Figure 5 shows the effects of stellerite content on the tensile indices and air permeability of the paper sheets. Compared to the control (without stellerite), the tensile index of the paper sheet with the addition of 3% stellerite indicated a 3.7% increase; however, the ash content increased from 0.14 to 1.98%. Thus, under experimental conditions employed in this study, appropriate addition of cationic-starch-preblend-modified stellerite exerted a certain positive effect on the tensile index of the paper sheet, possibly attributed to the improvement of evenness. Moreover, with increasing filler content, air permeability also increased. With the addition of 15% stellerite, the air permeability of the paper sheet increased from 3.44 to 6.62 μm Pa−1 s−1, indicating that the porosity of the paper increased because of the addition of filler.

3.7. Filter Performance of Paper Sheets

Tables 3 and 4 summarize the filter performance of different paper sheets and the impact of gas flowing velocities. The filter performance was suggested to be affected not only by the dosage of fillers, but also by the gas flowing velocities during testing. The best performance was obtained with the addition of 9% modified stellerite, predominantly attributed to the fact that extremely high air permeability of paper sheets results in the decline of adsorption quantity. This result indicates the existence of an important difference between fibers and fillers in the adsorption of PM2.5. It has been reported that micron wood fibers have low collection efficiency toward particles with the diameter from 0.4 to 0.6 μm, while they have significantly higher collection efficiency for particles with other sizes. Among these particles with the diameter of 0.01 μm, the collection efficiency of micron wood fibers can reach up to 90% [20].

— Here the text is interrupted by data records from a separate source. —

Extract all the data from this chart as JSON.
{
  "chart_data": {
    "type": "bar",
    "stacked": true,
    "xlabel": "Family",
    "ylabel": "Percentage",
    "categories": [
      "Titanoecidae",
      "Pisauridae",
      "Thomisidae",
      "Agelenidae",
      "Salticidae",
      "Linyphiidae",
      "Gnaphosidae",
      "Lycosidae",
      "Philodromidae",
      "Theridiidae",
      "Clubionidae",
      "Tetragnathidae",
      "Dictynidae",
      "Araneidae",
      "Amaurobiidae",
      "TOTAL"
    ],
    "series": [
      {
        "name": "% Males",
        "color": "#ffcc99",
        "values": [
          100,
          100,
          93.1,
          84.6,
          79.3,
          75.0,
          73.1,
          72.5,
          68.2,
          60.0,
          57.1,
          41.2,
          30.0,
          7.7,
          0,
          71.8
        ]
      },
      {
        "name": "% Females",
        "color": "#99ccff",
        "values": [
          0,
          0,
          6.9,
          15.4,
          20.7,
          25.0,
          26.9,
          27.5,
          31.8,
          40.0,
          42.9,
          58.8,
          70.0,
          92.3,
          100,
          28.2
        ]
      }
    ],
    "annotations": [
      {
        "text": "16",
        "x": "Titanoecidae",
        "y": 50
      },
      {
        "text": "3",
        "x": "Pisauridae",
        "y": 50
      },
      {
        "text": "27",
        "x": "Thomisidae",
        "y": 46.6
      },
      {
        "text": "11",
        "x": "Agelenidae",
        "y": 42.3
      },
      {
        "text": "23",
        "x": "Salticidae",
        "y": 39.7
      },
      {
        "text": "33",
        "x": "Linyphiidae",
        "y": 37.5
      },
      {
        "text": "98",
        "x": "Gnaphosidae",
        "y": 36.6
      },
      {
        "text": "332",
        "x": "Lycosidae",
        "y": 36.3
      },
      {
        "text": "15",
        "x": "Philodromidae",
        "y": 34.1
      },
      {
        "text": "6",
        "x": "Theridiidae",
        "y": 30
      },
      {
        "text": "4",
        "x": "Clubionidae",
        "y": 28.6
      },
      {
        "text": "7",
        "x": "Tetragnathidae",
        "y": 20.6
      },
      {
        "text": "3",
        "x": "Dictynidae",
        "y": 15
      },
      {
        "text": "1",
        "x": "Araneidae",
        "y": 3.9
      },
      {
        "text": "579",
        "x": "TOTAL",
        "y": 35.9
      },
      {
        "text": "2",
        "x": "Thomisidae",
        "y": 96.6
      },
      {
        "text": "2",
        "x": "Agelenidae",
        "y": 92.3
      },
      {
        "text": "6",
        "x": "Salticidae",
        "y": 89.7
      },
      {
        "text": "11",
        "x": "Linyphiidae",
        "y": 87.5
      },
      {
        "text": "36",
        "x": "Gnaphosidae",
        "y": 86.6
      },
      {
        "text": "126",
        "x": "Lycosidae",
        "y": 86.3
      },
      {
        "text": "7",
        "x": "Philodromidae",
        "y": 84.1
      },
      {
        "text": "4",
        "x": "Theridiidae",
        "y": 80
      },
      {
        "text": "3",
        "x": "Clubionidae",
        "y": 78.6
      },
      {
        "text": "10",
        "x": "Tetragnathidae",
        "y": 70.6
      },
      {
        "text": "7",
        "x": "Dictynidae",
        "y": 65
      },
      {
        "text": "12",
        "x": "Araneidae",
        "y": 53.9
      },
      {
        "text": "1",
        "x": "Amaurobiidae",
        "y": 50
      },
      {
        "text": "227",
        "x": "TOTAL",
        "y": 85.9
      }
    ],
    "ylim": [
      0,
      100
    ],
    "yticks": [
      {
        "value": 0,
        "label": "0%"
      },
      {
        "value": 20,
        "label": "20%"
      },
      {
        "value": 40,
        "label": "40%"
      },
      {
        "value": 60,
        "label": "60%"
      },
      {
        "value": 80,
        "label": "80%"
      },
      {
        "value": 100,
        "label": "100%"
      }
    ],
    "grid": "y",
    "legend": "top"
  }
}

In fact, the filtering process of PM2.5 particles by plant fibers and fillers is very complex and specific to location; therefore, filter performance is affected not only by the -direction position, but also by time. This observation is referred to as layered filtration and nonstationary filtration (see Figure 6), which will be further explored in our future study.

4. Conclusions

In this study, the following optimum cooking condition of the bamboo residues by kraft pulping was established: a liquor ratio of 1 : 5.5, a cooking temperature of 160°C, and a holding time of 2 h. Modification with oxalic acid resulted in the promotion of pore formation at the stellerite surfaces, which induced microscopic changes while simultaneously maintaining the porous structure of stellerite. The cationic starch preblend method is a promising technique for papermaking as it results in the enhanced strength of paper. The filter performance of paper sheets was significantly increased by the addition of oxalic-acid-modified stellerite. With the addition of 9% oxalic-acid-modified stellerite, the paper sheet exhibited the best filter performance (78.4%) at a gas flowing velocity of 0.2 ms−1.

Competing Interests

The authors declare that they have no competing interests.

Acknowledgments

The authors greatly acknowledge the support from the Zhejiang Provincial Natural Science Foundation of China (Grant no. LY15C160002), Zhejiang Provincial Collaborative Innovation Center of Agricultural Biological Resources Biochemical Manufacturing (Grant no. 2016KF0016), and Key Laboratory of Recycling and Eco-Treatment of Waste Biomass of Zhejiang Province (Grant no. 2016REWB12).